25 October 2012 - 26 October 2012
Time: 9:00am - 5:00pm
Venue: Room 602, GO Jones Building, Mile End Campus
The (re)emergence of far-right parties and social movements in various parts of the world ¬– and particularly in Europe – in recent years has been widely discussed in the press and in academic commentary. In contrast to their ‘revolutionary’ bedfellows on the communist left, since the end of the Cold War far-right parties have come to form a significant and disturbing part of the political geography in a number of countries. Whilst their influence has been uneven – from participating in governing coalitions in Western Europe (the Austrian Freedom Party and the Italian Lega Nord) and in India (the Bharatiya Janata Party) – to spawning a violent Islamophobic street movement (the English Defence League in the UK), to forming a major component of anti-imperialist movements across much of the Islamic world, their general appearance across time and space suggests that the current era is comparable to the earlier historical conjunctures of far-right mobilization in the late nineteenth century and inter-war periods. The varied forms of far-right have combined with their contrasting ideological dimensions, which has made the taxonomy of far-right something of an academic industry in itself. In particular, the far-right has come to be divided over its ‘post-fascist’ rhetorical commitment to (liberal) democracy as opposed to an authoritarian and demagogic populism and also between a neo-fascist commitment to a statist and protectionist model of capitalism and an embrace of much of the policy formulas of neo-liberalism by some strands of the contemporary far-right.

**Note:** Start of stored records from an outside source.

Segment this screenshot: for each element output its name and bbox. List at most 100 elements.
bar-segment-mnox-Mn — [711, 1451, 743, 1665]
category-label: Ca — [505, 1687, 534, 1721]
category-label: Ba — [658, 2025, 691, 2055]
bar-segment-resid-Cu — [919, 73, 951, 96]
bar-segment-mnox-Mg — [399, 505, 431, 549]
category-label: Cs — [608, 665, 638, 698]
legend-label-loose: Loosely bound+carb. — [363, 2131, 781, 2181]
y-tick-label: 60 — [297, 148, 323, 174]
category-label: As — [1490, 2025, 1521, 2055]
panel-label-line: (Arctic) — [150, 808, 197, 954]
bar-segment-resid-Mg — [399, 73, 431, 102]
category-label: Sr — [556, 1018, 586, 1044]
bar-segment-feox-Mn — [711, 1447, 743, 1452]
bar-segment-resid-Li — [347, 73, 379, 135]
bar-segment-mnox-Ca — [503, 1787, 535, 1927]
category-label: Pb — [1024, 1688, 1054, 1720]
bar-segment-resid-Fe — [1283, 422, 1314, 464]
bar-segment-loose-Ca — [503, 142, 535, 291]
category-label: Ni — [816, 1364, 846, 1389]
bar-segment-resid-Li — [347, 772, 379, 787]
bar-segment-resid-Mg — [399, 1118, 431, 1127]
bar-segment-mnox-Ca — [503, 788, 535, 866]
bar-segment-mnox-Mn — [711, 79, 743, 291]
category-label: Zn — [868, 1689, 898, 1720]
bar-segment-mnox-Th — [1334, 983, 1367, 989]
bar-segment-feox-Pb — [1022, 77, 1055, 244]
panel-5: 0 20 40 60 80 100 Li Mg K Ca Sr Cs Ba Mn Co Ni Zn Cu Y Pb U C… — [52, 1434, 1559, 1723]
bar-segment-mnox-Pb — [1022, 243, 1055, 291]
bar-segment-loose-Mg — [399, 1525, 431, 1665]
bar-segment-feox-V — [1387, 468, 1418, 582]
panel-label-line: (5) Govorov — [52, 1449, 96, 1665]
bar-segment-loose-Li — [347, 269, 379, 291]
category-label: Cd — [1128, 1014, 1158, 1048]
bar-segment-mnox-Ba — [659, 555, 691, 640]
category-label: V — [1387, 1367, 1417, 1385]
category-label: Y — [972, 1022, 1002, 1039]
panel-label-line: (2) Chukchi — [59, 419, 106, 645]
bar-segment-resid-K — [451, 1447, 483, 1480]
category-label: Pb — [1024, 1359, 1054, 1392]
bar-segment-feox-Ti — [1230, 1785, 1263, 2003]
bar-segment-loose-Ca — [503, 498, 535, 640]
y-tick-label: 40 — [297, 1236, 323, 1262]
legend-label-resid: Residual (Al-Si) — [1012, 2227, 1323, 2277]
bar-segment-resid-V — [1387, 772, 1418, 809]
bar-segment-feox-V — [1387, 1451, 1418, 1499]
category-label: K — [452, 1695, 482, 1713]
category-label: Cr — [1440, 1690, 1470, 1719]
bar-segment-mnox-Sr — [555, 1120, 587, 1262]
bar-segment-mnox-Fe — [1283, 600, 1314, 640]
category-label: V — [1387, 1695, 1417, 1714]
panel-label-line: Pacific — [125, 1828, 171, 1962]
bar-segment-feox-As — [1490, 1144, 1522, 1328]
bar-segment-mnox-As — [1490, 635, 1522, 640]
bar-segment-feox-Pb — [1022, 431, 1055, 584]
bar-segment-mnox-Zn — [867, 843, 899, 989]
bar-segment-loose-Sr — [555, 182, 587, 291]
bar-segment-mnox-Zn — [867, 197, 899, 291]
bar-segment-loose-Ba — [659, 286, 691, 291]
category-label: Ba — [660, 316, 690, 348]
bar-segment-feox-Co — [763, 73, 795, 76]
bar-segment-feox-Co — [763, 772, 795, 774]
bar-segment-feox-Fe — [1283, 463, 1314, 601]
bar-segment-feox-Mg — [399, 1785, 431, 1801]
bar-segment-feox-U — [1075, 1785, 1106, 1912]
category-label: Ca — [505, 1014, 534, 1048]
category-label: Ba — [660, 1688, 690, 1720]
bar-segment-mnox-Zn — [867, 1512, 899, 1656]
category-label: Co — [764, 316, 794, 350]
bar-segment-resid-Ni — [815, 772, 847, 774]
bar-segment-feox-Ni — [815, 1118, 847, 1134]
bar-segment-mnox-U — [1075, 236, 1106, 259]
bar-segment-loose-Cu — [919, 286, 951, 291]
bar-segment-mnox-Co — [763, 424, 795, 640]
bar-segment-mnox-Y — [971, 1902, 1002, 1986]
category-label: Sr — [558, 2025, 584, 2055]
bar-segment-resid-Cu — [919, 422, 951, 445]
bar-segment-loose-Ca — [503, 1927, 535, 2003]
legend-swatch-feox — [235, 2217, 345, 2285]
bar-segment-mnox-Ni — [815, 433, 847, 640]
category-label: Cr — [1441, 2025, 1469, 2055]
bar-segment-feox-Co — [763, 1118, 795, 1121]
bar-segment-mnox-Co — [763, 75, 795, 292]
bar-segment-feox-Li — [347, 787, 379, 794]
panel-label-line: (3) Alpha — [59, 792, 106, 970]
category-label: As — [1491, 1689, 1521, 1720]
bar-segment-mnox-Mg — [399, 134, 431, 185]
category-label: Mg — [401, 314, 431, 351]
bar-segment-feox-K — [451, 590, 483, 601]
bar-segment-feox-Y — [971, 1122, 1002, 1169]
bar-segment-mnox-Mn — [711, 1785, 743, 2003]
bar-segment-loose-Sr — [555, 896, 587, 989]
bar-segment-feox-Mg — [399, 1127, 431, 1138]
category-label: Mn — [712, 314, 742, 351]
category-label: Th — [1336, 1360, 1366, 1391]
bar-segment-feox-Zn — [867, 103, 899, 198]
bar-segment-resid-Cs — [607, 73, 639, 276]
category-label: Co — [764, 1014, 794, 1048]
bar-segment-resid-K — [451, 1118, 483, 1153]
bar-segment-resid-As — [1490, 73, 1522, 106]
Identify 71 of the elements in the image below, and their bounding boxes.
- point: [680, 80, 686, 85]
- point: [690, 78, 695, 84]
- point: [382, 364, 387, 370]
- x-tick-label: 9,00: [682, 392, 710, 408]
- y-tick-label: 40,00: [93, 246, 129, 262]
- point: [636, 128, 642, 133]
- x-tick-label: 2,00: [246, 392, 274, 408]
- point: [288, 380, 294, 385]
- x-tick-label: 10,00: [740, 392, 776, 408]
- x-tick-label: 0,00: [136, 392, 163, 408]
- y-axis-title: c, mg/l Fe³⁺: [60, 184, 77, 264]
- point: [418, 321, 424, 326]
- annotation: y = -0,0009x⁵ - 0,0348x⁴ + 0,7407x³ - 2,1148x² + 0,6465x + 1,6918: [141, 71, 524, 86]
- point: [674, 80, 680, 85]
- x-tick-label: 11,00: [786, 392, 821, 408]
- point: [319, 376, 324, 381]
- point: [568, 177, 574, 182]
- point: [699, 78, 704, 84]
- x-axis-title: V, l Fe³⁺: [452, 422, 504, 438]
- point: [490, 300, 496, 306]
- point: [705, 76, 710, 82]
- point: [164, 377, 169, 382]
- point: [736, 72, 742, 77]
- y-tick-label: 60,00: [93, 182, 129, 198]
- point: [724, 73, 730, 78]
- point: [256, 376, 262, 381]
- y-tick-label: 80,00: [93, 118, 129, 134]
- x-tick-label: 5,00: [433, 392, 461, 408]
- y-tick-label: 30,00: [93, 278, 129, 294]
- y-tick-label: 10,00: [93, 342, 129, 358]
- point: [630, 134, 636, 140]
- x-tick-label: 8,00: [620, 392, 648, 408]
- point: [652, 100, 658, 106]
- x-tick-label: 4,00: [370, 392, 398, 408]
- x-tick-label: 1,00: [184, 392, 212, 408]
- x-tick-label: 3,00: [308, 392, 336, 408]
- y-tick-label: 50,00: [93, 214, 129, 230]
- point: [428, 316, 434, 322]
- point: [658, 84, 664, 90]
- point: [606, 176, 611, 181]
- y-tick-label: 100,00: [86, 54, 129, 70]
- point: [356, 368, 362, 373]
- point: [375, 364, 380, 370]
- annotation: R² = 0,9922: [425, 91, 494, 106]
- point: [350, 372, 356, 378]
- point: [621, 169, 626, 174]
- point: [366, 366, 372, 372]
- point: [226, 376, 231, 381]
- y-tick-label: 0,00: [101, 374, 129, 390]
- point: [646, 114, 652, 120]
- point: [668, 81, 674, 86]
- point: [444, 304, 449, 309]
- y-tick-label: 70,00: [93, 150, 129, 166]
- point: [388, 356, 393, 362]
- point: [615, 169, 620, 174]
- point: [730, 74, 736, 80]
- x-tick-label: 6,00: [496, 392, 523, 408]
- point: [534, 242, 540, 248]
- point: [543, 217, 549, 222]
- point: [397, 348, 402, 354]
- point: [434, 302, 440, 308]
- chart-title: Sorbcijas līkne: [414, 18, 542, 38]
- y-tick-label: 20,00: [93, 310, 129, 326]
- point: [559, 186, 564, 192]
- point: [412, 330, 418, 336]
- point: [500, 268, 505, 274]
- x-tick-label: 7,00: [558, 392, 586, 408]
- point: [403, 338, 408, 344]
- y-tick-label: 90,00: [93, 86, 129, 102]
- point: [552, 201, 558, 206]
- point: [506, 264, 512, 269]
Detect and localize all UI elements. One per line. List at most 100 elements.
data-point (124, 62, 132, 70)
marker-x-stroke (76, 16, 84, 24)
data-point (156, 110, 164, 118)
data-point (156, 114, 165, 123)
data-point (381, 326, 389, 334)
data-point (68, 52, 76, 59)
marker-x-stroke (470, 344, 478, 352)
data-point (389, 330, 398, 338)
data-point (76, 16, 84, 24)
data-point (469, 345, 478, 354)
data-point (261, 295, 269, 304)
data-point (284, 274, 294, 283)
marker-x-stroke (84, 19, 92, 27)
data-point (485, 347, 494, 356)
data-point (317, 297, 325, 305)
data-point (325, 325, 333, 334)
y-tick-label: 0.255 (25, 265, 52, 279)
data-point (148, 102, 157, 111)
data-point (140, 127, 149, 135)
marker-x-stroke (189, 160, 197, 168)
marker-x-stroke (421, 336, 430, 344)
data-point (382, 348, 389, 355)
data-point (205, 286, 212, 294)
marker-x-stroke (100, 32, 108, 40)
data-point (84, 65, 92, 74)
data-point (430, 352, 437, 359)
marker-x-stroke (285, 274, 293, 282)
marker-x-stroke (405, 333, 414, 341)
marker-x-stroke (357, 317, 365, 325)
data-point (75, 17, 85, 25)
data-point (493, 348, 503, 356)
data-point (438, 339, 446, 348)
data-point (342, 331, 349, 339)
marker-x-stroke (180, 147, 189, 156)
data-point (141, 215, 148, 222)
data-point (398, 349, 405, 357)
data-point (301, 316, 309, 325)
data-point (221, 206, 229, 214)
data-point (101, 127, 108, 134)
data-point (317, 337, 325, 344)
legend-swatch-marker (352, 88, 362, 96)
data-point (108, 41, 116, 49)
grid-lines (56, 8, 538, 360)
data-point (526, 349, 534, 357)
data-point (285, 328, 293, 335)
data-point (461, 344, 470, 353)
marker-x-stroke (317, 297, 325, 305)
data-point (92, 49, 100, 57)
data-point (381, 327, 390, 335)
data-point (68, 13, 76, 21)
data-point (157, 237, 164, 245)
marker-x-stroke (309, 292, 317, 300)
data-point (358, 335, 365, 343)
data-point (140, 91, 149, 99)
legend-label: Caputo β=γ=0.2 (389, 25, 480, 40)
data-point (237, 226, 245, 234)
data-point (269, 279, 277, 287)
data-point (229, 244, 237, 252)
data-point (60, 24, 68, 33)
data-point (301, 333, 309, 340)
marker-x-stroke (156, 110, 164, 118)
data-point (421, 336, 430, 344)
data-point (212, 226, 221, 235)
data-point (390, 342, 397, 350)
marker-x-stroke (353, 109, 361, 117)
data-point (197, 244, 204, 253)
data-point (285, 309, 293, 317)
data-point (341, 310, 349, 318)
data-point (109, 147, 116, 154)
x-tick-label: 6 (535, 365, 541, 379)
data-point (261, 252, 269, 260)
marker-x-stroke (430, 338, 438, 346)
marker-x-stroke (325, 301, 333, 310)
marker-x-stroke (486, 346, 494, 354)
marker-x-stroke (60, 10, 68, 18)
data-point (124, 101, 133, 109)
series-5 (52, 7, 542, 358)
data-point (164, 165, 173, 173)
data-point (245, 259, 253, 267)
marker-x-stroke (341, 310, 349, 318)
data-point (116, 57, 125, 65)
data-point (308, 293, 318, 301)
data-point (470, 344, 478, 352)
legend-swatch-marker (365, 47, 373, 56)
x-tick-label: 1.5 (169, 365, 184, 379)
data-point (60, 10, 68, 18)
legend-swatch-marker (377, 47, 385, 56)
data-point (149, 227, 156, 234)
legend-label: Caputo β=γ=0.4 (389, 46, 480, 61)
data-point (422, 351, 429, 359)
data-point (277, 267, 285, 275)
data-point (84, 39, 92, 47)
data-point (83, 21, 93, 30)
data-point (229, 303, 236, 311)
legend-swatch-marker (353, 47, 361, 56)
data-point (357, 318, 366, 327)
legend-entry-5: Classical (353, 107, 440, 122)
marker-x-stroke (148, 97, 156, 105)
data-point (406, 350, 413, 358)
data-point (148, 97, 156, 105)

These developments raise a number of analytical and political questions. How distinct are these contemporary manifestations of the far-right compared to the previous historical forms of the far-right? How analytically useful is the concept of fascism in describing the generic far-right? What are the social bases of the far-right – past and present? Which methodological framework provides the most useful analytical tool to examine and understand the far-right? What of the relationship between the evolving dynamics of uneven capitalist development and geopolitical order on the determination of far-right movements – historical and contemporary?
The aim of this workshop is to promote an inter-disciplinary engagement with these issues through bringing together scholars from a range of different subject areas (IR, IPE, Geography, History, Sociology, Comparative Politics and Political Theory) to re-think the linkages between the historical, sociological and international dimensions of the far-right – as ideology, movement and state – over the longue durée from its emergence as a distinct and modern form of politics in the late nineteenth century to its more recent re-emergence in their intertwining local, national and international contexts.